The count of d-digit numbers with f first digits given is (10-f)*...*(10-(d-1)) = (10-f)!/(10-d)!. You can precomupte the factorials as well.
Pseudocode :
To precompute fac:
- fac = int[10];
- fac[0] = 1;
- for i in 1..10:
- fac[i] = fac[i-1] * i;
To precompute count_shorter:
- cs = int[10];
- cs[0] = 0;
- cs[1] = 1; // if zero is allowed
- for i in 1..10:
- cs[i+1] = cs[i] + 9 * fac[9] / fac[10-i]
- count_shorter = cs;
To determine the count of numbers smaller than d:
- sl = strlen(d)
- if sl > 10
- return count_shorter[11]
- else
- sum = 0
account for shorter numbers:
- sum += count_shorter[sl]
account for same-length numbers; len=count of digits shared with the limit:
- sum += 9* fac[9] / fac[10-sl];
- for every len in 1..{sl-1}:
count the unused digits less than d[len]; credits to #MvG for noting:
- first_opts = d[len]-1;
- for every i in 0..{len-1}:
- if d[i] < d[len]
- first_opts -= 1;
- sum += first_opts * fac[9-len] / fac[10-sl]
- return sum
Here is some code that does this. Comments in the code. The basic idea is that you iterate over the digits of the last counted number one at a time, and for every digit position you can count the numbers that have the same digits prior to that position but a smaller digit at that current position. The functions build upon one another, so the cntSmaller function at the very end is the one you'd actually call, and also the one with the most detailed comments. I've checked that this agrees with a brute-force implementation for all arguments up to 30000. I've done extensive comparisons against alternate implementations, so I'm fairly confident that this code is correct.
from math import factorial
def take(n, r):
"""Count ways to choose r elements from a set of n without
duplicates, taking order into account"""
return factorial(n)/factorial(n - r)
def forLength(length, numDigits, numFirst):
"""Count ways to form numbers with length non-repeating digits
that take their digits from a set of numDigits possible digits,
with numFirst of these as possible choices for the first digit."""
return numFirst * take(numDigits - 1, length - 1)

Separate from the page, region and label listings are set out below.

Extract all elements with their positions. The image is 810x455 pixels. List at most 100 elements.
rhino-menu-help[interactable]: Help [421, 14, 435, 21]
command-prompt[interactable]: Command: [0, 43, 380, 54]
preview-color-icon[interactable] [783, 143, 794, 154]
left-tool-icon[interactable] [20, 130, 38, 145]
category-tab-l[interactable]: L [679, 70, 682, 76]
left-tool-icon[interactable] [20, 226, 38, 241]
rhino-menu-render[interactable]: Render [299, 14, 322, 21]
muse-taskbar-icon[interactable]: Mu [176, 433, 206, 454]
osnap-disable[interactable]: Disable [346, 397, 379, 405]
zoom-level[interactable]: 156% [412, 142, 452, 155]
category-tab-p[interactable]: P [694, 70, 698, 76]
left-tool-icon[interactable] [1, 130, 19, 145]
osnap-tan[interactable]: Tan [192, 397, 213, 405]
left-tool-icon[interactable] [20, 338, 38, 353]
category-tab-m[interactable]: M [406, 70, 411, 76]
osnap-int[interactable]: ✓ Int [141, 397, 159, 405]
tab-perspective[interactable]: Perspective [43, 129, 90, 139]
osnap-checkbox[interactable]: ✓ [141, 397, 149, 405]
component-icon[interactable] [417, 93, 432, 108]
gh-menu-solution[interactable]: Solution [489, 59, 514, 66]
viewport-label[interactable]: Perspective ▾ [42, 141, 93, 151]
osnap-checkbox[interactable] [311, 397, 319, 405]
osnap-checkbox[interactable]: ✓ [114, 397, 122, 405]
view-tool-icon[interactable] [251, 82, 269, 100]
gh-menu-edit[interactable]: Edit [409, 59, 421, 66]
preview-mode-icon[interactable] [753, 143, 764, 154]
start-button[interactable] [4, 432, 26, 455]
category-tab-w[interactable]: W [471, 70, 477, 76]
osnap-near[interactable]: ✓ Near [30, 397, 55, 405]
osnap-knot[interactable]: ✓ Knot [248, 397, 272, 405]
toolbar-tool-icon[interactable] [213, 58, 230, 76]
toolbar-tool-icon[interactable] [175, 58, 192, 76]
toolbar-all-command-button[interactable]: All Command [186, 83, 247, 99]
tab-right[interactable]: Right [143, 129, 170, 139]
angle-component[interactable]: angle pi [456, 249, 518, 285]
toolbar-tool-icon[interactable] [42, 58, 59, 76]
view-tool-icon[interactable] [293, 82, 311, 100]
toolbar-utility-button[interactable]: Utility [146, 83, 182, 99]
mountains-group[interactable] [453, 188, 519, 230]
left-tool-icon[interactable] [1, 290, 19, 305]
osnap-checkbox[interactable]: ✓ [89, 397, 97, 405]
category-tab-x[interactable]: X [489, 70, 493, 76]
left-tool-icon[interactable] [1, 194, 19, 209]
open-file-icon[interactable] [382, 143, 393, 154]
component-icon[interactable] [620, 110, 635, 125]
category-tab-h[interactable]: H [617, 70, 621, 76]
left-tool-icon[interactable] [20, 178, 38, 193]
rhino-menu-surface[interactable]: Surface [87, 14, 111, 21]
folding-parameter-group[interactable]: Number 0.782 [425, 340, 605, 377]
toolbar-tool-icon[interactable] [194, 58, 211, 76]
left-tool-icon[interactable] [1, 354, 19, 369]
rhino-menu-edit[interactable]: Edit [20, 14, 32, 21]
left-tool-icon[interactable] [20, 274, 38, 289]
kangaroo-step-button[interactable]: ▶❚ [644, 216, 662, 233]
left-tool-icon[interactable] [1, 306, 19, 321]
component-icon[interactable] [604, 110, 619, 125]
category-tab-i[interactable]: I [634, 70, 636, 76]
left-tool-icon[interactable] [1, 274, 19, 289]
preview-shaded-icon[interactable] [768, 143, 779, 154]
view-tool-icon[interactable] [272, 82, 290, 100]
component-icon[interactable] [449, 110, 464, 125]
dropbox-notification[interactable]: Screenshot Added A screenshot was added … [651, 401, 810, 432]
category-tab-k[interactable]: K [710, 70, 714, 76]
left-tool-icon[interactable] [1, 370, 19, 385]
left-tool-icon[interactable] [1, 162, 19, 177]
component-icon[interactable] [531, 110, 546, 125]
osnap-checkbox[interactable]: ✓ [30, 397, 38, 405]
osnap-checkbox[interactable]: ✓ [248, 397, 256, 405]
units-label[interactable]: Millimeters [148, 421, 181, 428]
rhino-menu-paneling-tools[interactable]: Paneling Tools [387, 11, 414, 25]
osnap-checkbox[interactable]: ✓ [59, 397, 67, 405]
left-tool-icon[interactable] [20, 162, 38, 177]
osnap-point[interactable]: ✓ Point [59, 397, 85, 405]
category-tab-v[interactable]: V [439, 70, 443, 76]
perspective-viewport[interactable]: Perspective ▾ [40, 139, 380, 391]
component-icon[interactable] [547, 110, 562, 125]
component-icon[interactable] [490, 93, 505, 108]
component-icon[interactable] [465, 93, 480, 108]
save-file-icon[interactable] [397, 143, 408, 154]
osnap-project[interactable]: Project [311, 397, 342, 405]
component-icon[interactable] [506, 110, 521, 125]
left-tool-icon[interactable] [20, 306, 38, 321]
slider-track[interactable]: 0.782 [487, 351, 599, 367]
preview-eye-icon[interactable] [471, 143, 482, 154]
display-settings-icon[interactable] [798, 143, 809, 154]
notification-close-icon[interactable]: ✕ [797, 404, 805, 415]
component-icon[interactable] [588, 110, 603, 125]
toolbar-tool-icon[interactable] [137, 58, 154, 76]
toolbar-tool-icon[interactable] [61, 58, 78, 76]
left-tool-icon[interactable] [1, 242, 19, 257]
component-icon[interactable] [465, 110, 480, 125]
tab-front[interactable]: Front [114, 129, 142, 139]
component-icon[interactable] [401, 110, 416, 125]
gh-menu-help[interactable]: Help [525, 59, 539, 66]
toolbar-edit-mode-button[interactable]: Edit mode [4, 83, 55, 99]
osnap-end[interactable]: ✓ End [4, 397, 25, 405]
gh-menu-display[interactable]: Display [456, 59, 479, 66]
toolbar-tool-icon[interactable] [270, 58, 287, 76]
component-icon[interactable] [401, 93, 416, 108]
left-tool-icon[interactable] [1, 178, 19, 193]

def noRepeated(digits, i):
"""Given a string of digits, recursively compute the digits for a
number which is no larger than the input and has no repeated
digits. Recursion starts at i=0."""
if i == len(digits):
return True
while digits[i] in digits[:i] or not noRepeated(digits, i + 1):
digits[i] -= 1
for j in range(i + 1, len(digits)):
digits[j] = 9
if digits[i] < 0:
digits[i] = 9
return False
return True
def lastCounted(n):
"""Compute the digits of the last number that is smaller than n
and has no repeated digits."""
digits = [int(i) for i in str(n - 1)]
while not noRepeated(digits, 0):
digits = [9]*(len(digits) - 1)
while digits[0] == 0:
digits = digits[1:]
assert len(digits) == len(set(digits))
return digits
def cntSmaller(n):
if n < 2:
return 0
digits = lastCounted(n)
cnt = 1 # the one from lastCounted is guaranteed to get counted
l = len(digits)
for i in range(1, l):
# count all numbers with less digits
# first digit non-zero, rest all other digits
cnt += forLength(i, 10, 9)
firstDigits = set(range(10))
for i, d in enumerate(digits):
# count numbers which are equal to lastCounted up to position
# i but have a smaller digit at position i
firstHere = firstDigits & set(range(d)) # smaller but not duplicate
if i == 0: # this is the first digit
firstHere.discard(0) # must not start with a zero
cnt += forLength(l - i, 10 - i, len(firstHere))
firstDigits.discard(d)
return cnt
Edit: cntSmaller(9876543211) returns 8877690 which is the maximum number of numbers you can form with non-repeating digits. The fact that this is more than 10!=3628800 had me confused for a while, but this is correct: when you consider your sequences padded to length 10, then sequences of leading zeros are allowed in addition to a zero somewhere in the number. This increases the count above that of the pure permutations.